It's the stuff of agony and ecstasy

January 13, 2006

Name : Alison Halstead

Age : 50

Job : Dean of learning and teaching, Wolverhampton University.

Salary : Salary is fine, but the tax kills it.

Background : Physics undergraduate at Imperial College London, PhD in materials engineering with the Cabot Corporation on the failure mechanisms of complex cobalt wear-resistant alloys. Worked in industry, then did a postgraduate certificate in teaching in further education and higher education before working at Brunel, Coventry and the Open universities.

I've been at Wolverhampton for three years.

Working hours : Office hours are 7.45am to 4pm (to beat the traffic). I try not to work at weekends, but with deadlines for papers and bids I can be antisocial at times.

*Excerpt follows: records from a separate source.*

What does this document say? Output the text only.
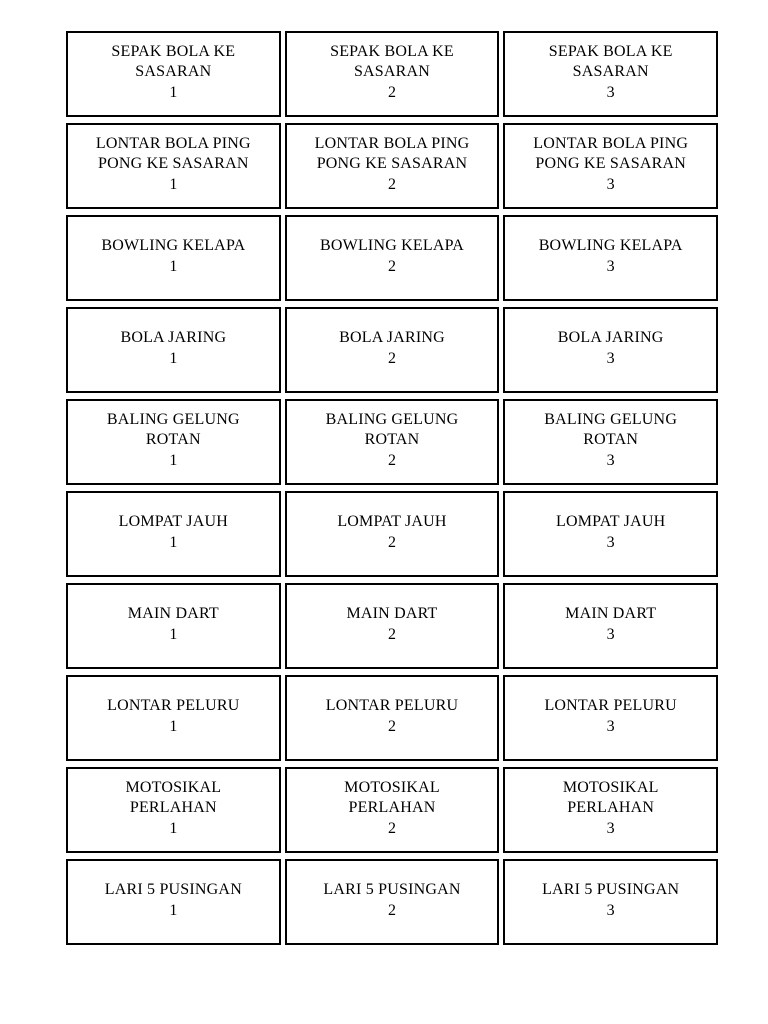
SEPAK BOLA KE
SASARAN
1
SEPAK BOLA KE
SASARAN
2
SEPAK BOLA KE
SASARAN
3
LONTAR BOLA PING
PONG KE SASARAN
1
LONTAR BOLA PING
PONG KE SASARAN
2
LONTAR BOLA PING
PONG KE SASARAN
3
BOWLING KELAPA
1
BOWLING KELAPA
2
BOWLING KELAPA
3
BOLA JARING
1
BOLA JARING
2
BOLA JARING
3
BALING GELUNG
ROTAN
1
BALING GELUNG
ROTAN
2
BALING GELUNG
ROTAN
3
LOMPAT JAUH
1
LOMPAT JAUH
2
LOMPAT JAUH
3
MAIN DART
1
MAIN DART
2
MAIN DART
3
LONTAR PELURU
1
LONTAR PELURU
2
LONTAR PELURU
3
MOTOSIKAL
PERLAHAN
1
MOTOSIKAL
PERLAHAN
2
MOTOSIKAL
PERLAHAN
3
LARI 5 PUSINGAN
1
LARI 5 PUSINGAN
2
LARI 5 PUSINGAN
3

Number of students you teach/staff you manage: I teach on professional development programmes and lead our Centre of Excellence in Teaching and Learning, a Higher Education Funding Council for England £4.5 million project with about 20 staff. We are all very different: e-learning, student support, educational development and researchers.

Biggest challenge : I was put forward for a national teaching fellowship, and writing the reflective account was unbelievably challenging. The pain was taken away when I got one, and I was ecstatic that Wolverhampton was the only university to be awarded three.

Biggest bugbear : Bureaucracy that has no benefits for staff or students. The audit method is dated, but it's good to see some changes that give more emphasis to enhancement.

How you solved it : Keep chipping away by asking "does it make a difference" and, if it doesn't, question why you do it.

Worst moment in university life : Jumping out a window of a ground-floor lecture hall in my first week as a lecturer because the door handle had mysteriously vanished.

What university facilities do you use? The virtual learning environment Wolf [Wolverhampton Online Learning Framework], the e-portfolio Pebble Pad, e-innovation studio, voting assessment kit and onlinejournals.

Who are the most difficult people you deal with? Staff who lack a "can-do" philosophy and try to stifle innovation. I find ways to move forward anyway.

Do you interact much with other parts of the university? I interact with a lot of schools and service departments, and as many staff and students as I can.